Within just one generation, however, the ideology of class would replace the ideology of race as the reigning dogma of Western intellectuals. The demand for “equality” – loosely defined and vaguely understood – would radically change not only race relations, but our traditional understanding of the purpose of government, the distinction between public and private spheres of activity, the rights of property holders, and the meaning of federalism. According to Professor Fite, Southerners like Russell resisted the new thinking for too long.

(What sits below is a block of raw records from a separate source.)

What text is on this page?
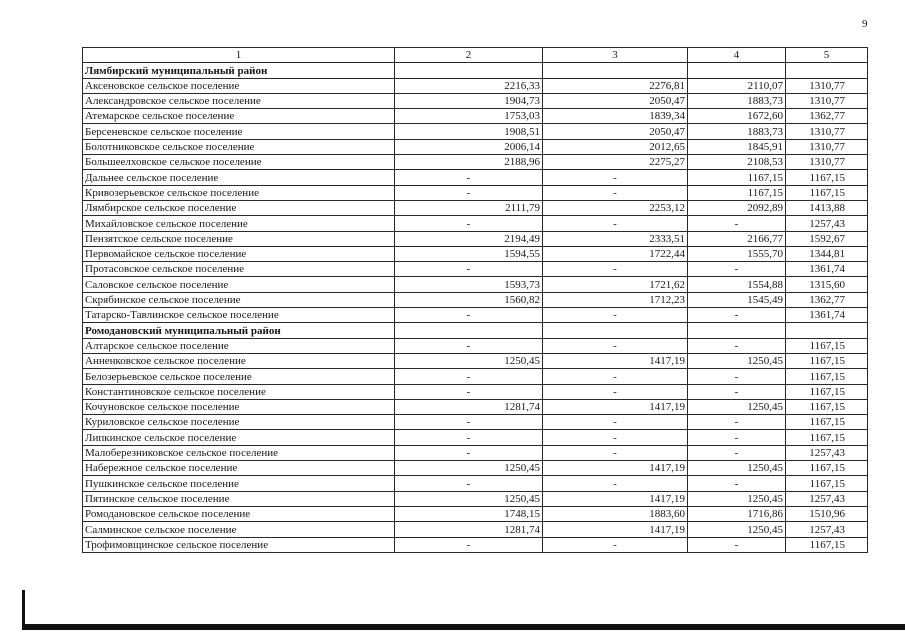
9
1	2	3	4	5
Лямбирский муниципальный район				
Аксеновское сельское поселение	2216,33	2276,81	2110,07	1310,77
Александровское сельское поселение	1904,73	2050,47	1883,73	1310,77
Атемарское сельское поселение	1753,03	1839,34	1672,60	1362,77
Берсеневское сельское поселение	1908,51	2050,47	1883,73	1310,77
Болотниковское сельское поселение	2006,14	2012,65	1845,91	1310,77
Большеелховское сельское поселение	2188,96	2275,27	2108,53	1310,77
Дальнее сельское поселение	-	-	1167,15	1167,15
Кривозерьевское сельское поселение	-	-	1167,15	1167,15
Лямбирское сельское поселение	2111,79	2253,12	2092,89	1413,88
Михайловское сельское поселение	-	-	-	1257,43
Пензятское сельское поселение	2194,49	2333,51	2166,77	1592,67
Первомайское сельское поселение	1594,55	1722,44	1555,70	1344,81
Протасовское сельское поселение	-	-	-	1361,74
Саловское сельское поселение	1593,73	1721,62	1554,88	1315,60
Скрябинское сельское поселение	1560,82	1712,23	1545,49	1362,77
Татарско-Тавлинское сельское поселение	-	-	-	1361,74
Ромодановский муниципальный район				
Алтарское сельское поселение	-	-	-	1167,15
Анненковское сельское поселение	1250,45	1417,19	1250,45	1167,15
Белозерьевское сельское поселение	-	-	-	1167,15
Константиновское сельское поселение	-	-	-	1167,15
Кочуновское сельское поселение	1281,74	1417,19	1250,45	1167,15
Куриловское сельское поселение	-	-	-	1167,15
Липкинское сельское поселение	-	-	-	1167,15
Малоберезниковское сельское поселение	-	-	-	1257,43
Набережное сельское поселение	1250,45	1417,19	1250,45	1167,15
Пушкинское сельское поселение	-	-	-	1167,15
Пятинское сельское поселение	1250,45	1417,19	1250,45	1257,43
Ромодановское сельское поселение	1748,15	1883,60	1716,86	1510,96
Салминское сельское поселение	1281,74	1417,19	1250,45	1257,43
Трофимовщинское сельское поселение	-	-	-	1167,15
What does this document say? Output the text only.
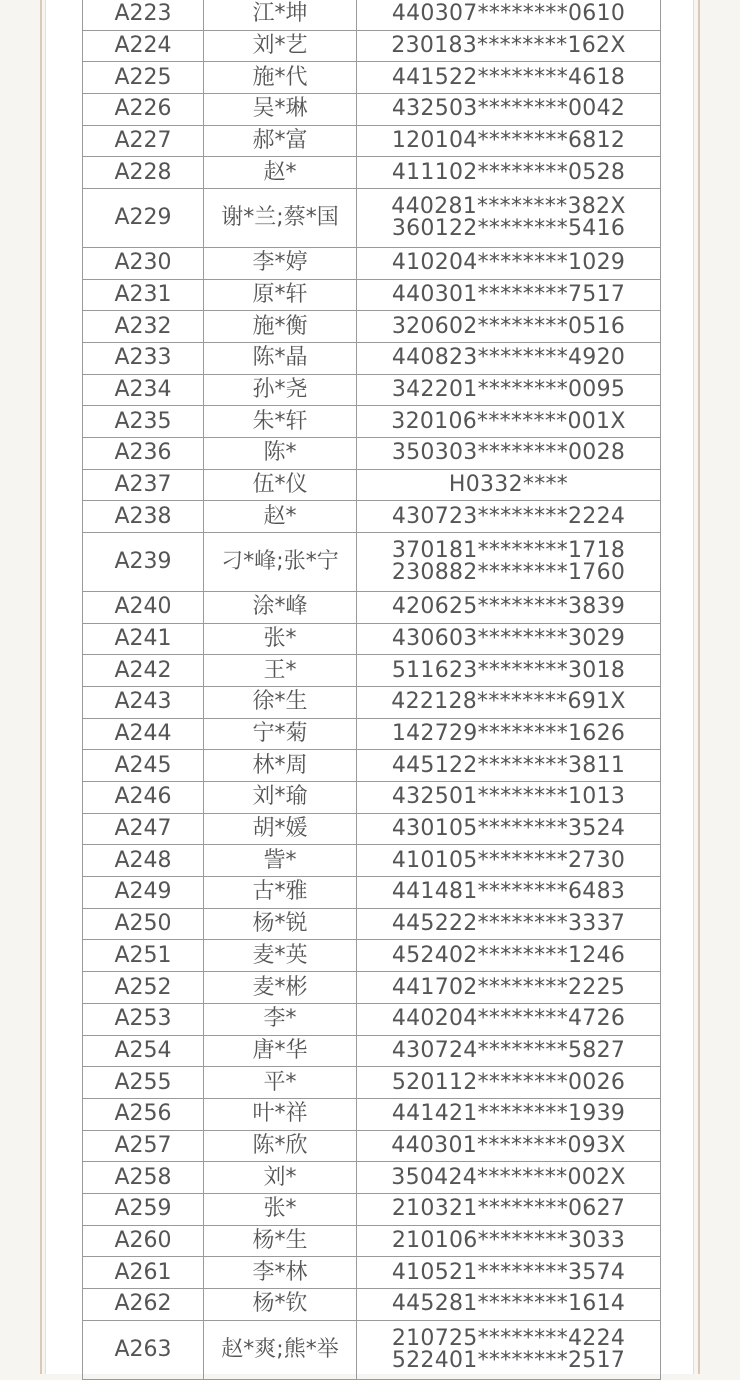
A223	江*坤	440307********0610

A224	刘*艺	230183********162X

A225	施*代	441522********4618

A226	吴*琳	432503********0042

A227	郝*富	120104********6812

A228	赵*	411102********0528

A229	谢*兰;蔡*国	440281********382X
360122********5416

A230	李*婷	410204********1029

A231	原*轩	440301********7517

A232	施*衡	320602********0516

A233	陈*晶	440823********4920

A234	孙*尧	342201********0095

A235	朱*轩	320106********001X

A236	陈*	350303********0028

A237	伍*仪	H0332****

A238	赵*	430723********2224

A239	刁*峰;张*宁	370181********1718
230882********1760

A240	涂*峰	420625********3839

A241	张*	430603********3029

A242	王*	511623********3018

A243	徐*生	422128********691X

A244	宁*菊	142729********1626

A245	林*周	445122********3811

A246	刘*瑜	432501********1013

A247	胡*媛	430105********3524

A248	訾*	410105********2730

A249	古*雅	441481********6483

A250	杨*锐	445222********3337

A251	麦*英	452402********1246

A252	麦*彬	441702********2225

A253	李*	440204********4726

A254	唐*华	430724********5827

A255	平*	520112********0026

A256	叶*祥	441421********1939

A257	陈*欣	440301********093X

A258	刘*	350424********002X

A259	张*	210321********0627

A260	杨*生	210106********3033

A261	李*林	410521********3574

A262	杨*钦	445281********1614

A263	赵*爽;熊*举	210725********4224
522401********2517
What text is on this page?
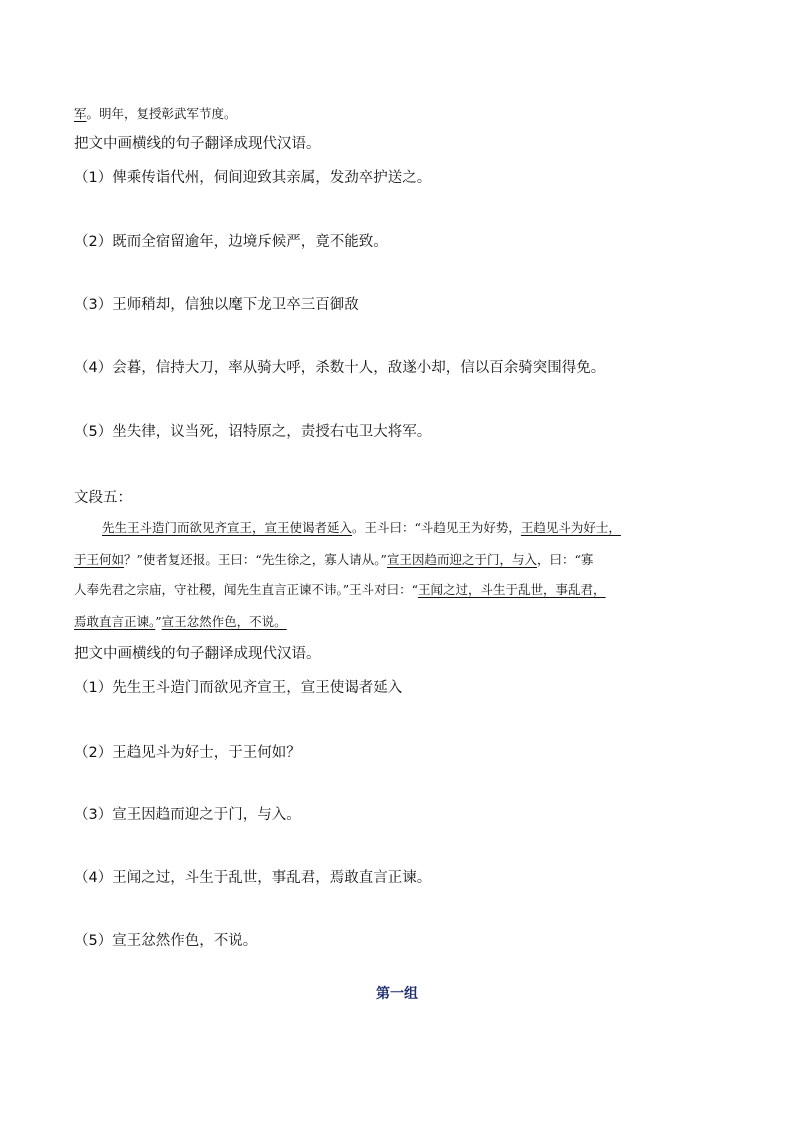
军。明年，复授彰武军节度。
把文中画横线的句子翻译成现代汉语。
（1）俾乘传诣代州，伺间迎致其亲属，发劲卒护送之。
（2）既而全宿留逾年，边境斥候严，竟不能致。
（3）王师稍却，信独以麾下龙卫卒三百御敌
（4）会暮，信持大刀，率从骑大呼，杀数十人，敌遂小却，信以百余骑突围得免。
（5）坐失律，议当死，诏特原之，责授右屯卫大将军。
文段五：
先生王斗造门而欲见齐宣王，宣王使谒者延入。王斗曰：“斗趋见王为好势，王趋见斗为好士，
于王何如？”使者复还报。王曰：“先生徐之，寡人请从。”宣王因趋而迎之于门，与入，曰：“寡
人奉先君之宗庙，守社稷，闻先生直言正谏不讳。”王斗对曰：“王闻之过，斗生于乱世，事乱君，
焉敢直言正谏。”宣王忿然作色，不说。
把文中画横线的句子翻译成现代汉语。
（1）先生王斗造门而欲见齐宣王，宣王使谒者延入
（2）王趋见斗为好士，于王何如？
（3）宣王因趋而迎之于门，与入。
（4）王闻之过，斗生于乱世，事乱君，焉敢直言正谏。
（5）宣王忿然作色，不说。
第一组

Timing appears to be everything when Northern historians hand down moral verdicts. Just as slavery does not become a “crisis” until after the last Northern state has discarded the institution, so racial segregation becomes morally intolerable only after it is out of fashion (at least on the surface) in the North. Accordingly, Professor Fite is willing to forgive champions of segregation like Lyndon Johnson who defected at the politically correct moment in history. But Richard Russell was incapable of this. Professor Fite himself explains why: “He [Russell] personified the ancient values of integrity, reliability, fairness, and kindness, and viewed women in a special light. These were values that were losing ground in American life and politics.” And he might also have added, these values have lost considerable ground in the writing of biographical history – if the Professor’s recent work represents the trend. Professor Fite’s indignation comes a little late in his career to be entirely convincing to this reviewer. He has held the Richard Russell history chair at the University of Georgia for the past fifteen years and received much research assistance from the Richard Russell library. Granted that a scholar is not required to entirely approve the attitude and conduct of his patron, he should, at least, refrain from acting as that patron’s moral judge.
In the Book of Genesis we are told that Ham, one of die sons of Noah, once found the patriarch naked and unmanned by strong drink. In a spirit of mockery, he told his two brothers, who piously averted their eyes and covered the old man’s shame. Perhaps Ham would have done better to wait to tell the story until his father was in the tomb. Then he could have written -with a generous subvention from the family foundation — a hostile biography of Noah and thus disguise impudent mockery as superior morality. Ham would have gained, perhaps, a little more prestige among his contemporaries. But he would not have escaped the old man’s curse.
There is much we can learn from Professor Fite’s work, without joining in his egregious moralizing, just as we can revere “the Georgia Giant” without adopting his generation’s view of racial issues. This is prudence – and morality too. For, Southerners who know their Bible know that we are not required -nor even permitted – to judge our fathers. We are required to honor them.